Старик огонь этот (чудо-огонь!) продемонстрировал – ах, как ярко рисовал себе беллетрист К-ов сцену суда, за которым следила, замерев, вся Эллада! Испросив разрешения говорить сидя, патриарх развернул свиток и прочел первый стасим новой, никем доселе не слышанной трагедии. В ней снова действовал Эдип, но теперь уже престарелый Эдип, жестокосердно гонимый собственными сыновьями. Ну! Можно ли вообразить лучшее доказательство полной и абсолютной вменяемости?.. Ах, как ярко рисовал себе беллетрист К-ов эту сцену и каким пустым чувствовал себя, каким холодным и никчемным! «Снотворное? Ну разве это проблема, тезка! Сколько тебе?» Опекать его, стало быть, взялся мальчишка, и это уже не в первый раз. Тогда, в лодке, и рачков ему насаживал (у москвича не получалось), и снимал с крючка бьющуюся рыбину – толстый, неуклюжий с виду, но только с виду: лодка почти не шевелилась, когда, балансируя загорелыми руками, умело и быстро перемещался с кормы на нос и с носа на корму…

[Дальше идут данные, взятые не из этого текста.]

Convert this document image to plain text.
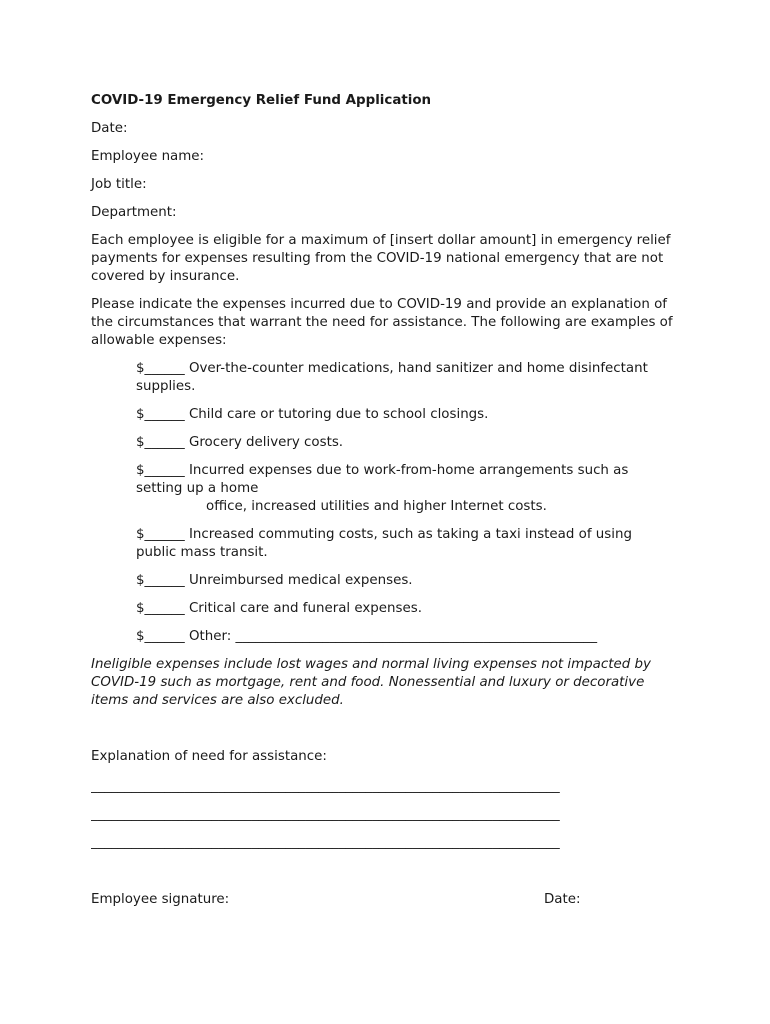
COVID-19 Emergency Relief Fund Application
Date:
Employee name:
Job title:
Department:
Each employee is eligible for a maximum of [insert dollar amount] in emergency relief payments for expenses resulting from the COVID-19 national emergency that are not covered by insurance.
Please indicate the expenses incurred due to COVID-19 and provide an explanation of the circumstances that warrant the need for assistance. The following are examples of allowable expenses:
$______ Over-the-counter medications, hand sanitizer and home disinfectant supplies.
$______ Child care or tutoring due to school closings.
$______ Grocery delivery costs.
$______ Incurred expenses due to work-from-home arrangements such as setting up a home
office, increased utilities and higher Internet costs.
$______ Increased commuting costs, such as taking a taxi instead of using public mass transit.
$______ Unreimbursed medical expenses.
$______ Critical care and funeral expenses.
$______ Other: ______________________________________________________
Ineligible expenses include lost wages and normal living expenses not impacted by COVID-19 such as mortgage, rent and food. Nonessential and luxury or decorative items and services are also excluded.
Explanation of need for assistance:
______________________________________________________________________
______________________________________________________________________
______________________________________________________________________
Employee signature:	Date:
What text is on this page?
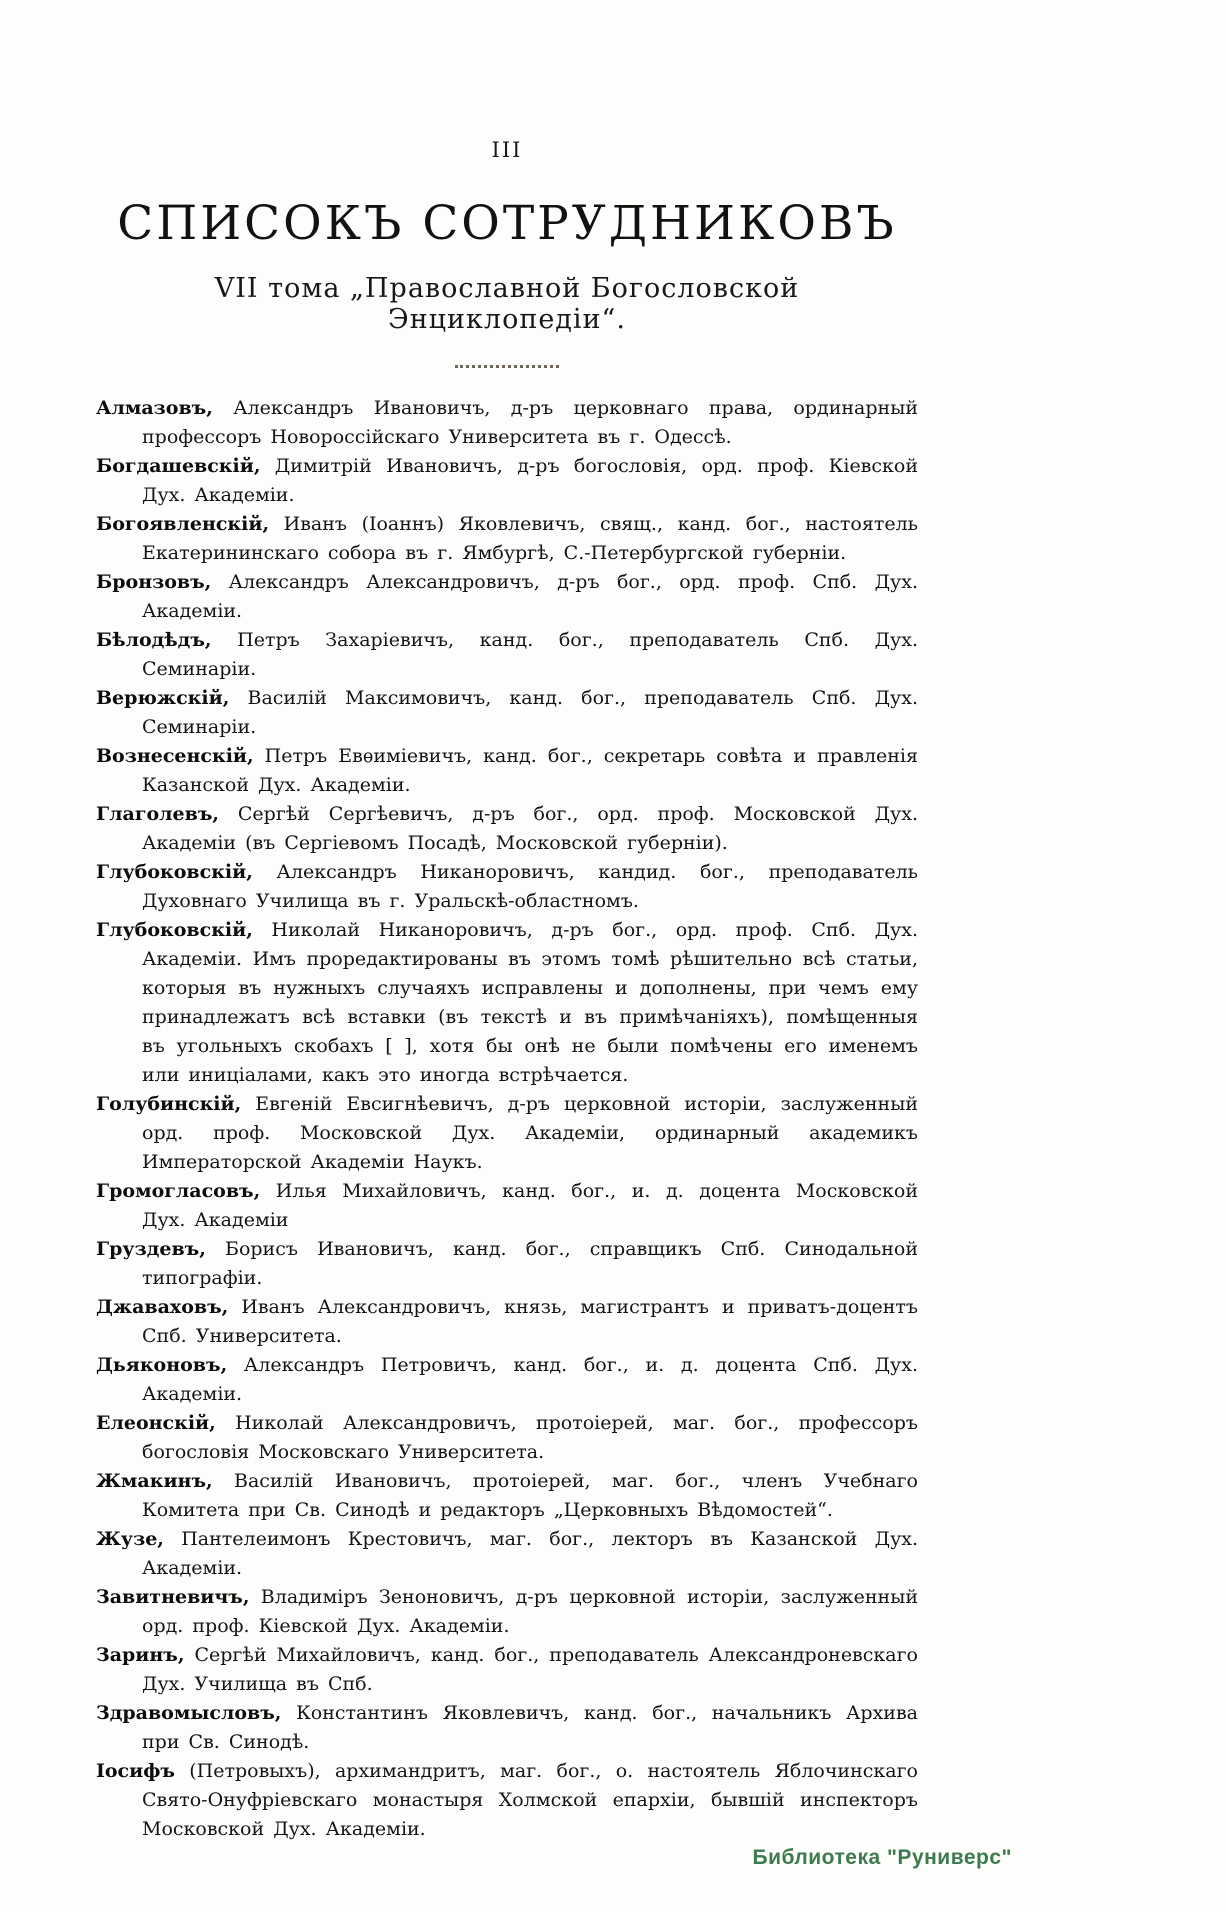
III
СПИСОКЪ СОТРУДНИКОВЪ
VII тома „Православной Богословской Энциклопедіи“.

Алмазовъ, Александръ Ивановичъ, д-ръ церковнаго права, ординарный профессоръ Новороссійскаго Университета въ г. Одессѣ.

Богдашевскій, Димитрій Ивановичъ, д-ръ богословія, орд. проф. Кіевской Дух. Академіи.

Богоявленскій, Иванъ (Іоаннъ) Яковлевичъ, свящ., канд. бог., настоятель Екатерининскаго собора въ г. Ямбургѣ, С.-Петербургской губерніи.

Бронзовъ, Александръ Александровичъ, д-ръ бог., орд. проф. Спб. Дух. Академіи.

Бѣлодѣдъ, Петръ Захаріевичъ, канд. бог., преподаватель Спб. Дух. Семинаріи.

Верюжскій, Василій Максимовичъ, канд. бог., преподаватель Спб. Дух. Семинаріи.

Вознесенскій, Петръ Евѳиміевичъ, канд. бог., секретарь совѣта и правленія Казанской Дух. Академіи.

Глаголевъ, Сергѣй Сергѣевичъ, д-ръ бог., орд. проф. Московской Дух. Академіи (въ Сергіевомъ Посадѣ, Московской губерніи).

Глубоковскій, Александръ Никаноровичъ, кандид. бог., преподаватель Духовнаго Училища въ г. Уральскѣ-областномъ.

Глубоковскій, Николай Никаноровичъ, д-ръ бог., орд. проф. Спб. Дух. Академіи. Имъ проредактированы въ этомъ томѣ рѣшительно всѣ статьи, которыя въ нужныхъ случаяхъ исправлены и дополнены, при чемъ ему принадлежатъ всѣ вставки (въ текстѣ и въ примѣчаніяхъ), помѣщенныя въ угольныхъ скобахъ [ ], хотя бы онѣ не были помѣчены его именемъ или иниціалами, какъ это иногда встрѣчается.

Голубинскій, Евгеній Евсигнѣевичъ, д-ръ церковной исторіи, заслуженный орд. проф. Московской Дух. Академіи, ординарный академикъ Императорской Академіи Наукъ.

Громогласовъ, Илья Михайловичъ, канд. бог., и. д. доцента Московской Дух. Академіи

Груздевъ, Борисъ Ивановичъ, канд. бог., справщикъ Спб. Синодальной типографіи.

Джаваховъ, Иванъ Александровичъ, князь, магистрантъ и приватъ-доцентъ Спб. Университета.

Дьяконовъ, Александръ Петровичъ, канд. бог., и. д. доцента Спб. Дух. Академіи.

Елеонскій, Николай Александровичъ, протоіерей, маг. бог., профессоръ богословія Московскаго Университета.

Жмакинъ, Василій Ивановичъ, протоіерей, маг. бог., членъ Учебнаго Комитета при Св. Синодѣ и редакторъ „Церковныхъ Вѣдомостей“.

Жузе, Пантелеимонъ Крестовичъ, маг. бог., лекторъ въ Казанской Дух. Академіи.

Завитневичъ, Владиміръ Зеноновичъ, д-ръ церковной исторіи, заслуженный орд. проф. Кіевской Дух. Академіи.

Заринъ, Сергѣй Михайловичъ, канд. бог., преподаватель Александроневскаго Дух. Училища въ Спб.

Здравомысловъ, Константинъ Яковлевичъ, канд. бог., начальникъ Архива при Св. Синодѣ.

Іосифъ (Петровыхъ), архимандритъ, маг. бог., о. настоятель Яблочинскаго Свято-Онуфріевскаго монастыря Холмской епархіи, бывшій инспекторъ Московской Дух. Академіи.

Библиотека "Руниверс"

Не мигая, глядит перед собой никчемный человек горячими от бессонницы (или запоздалого стыда?) глазами. Потом протягивает руку, нашаривает на тумбочке будильник. Сквозь шторы просачивается свет фонаря – вглядевшись, можно различить стрелки. Три… Господи, неужели всего-навсего три? Поставив на место будильник, медленно откидывает простыню, медленно спускает ноги, которые сразу же попадают в тапочки, медленно, на ощупь, бредет в туалет. В кухне шторка не задернута, фонарь за окном освещает прихожую, и он бросает на ходу взгляд в зеркало, на свою тощую, похожую на призрак фигуру с болтающимися вдоль тела тонкими руками, которые лишь давным-давно, в детском воображении его, сжимали мечтательно бесплотную отцовскую ладонь, но которые даже мысленно не сжимали никогда отценаправленного кинжала.
Ознакомительная версия.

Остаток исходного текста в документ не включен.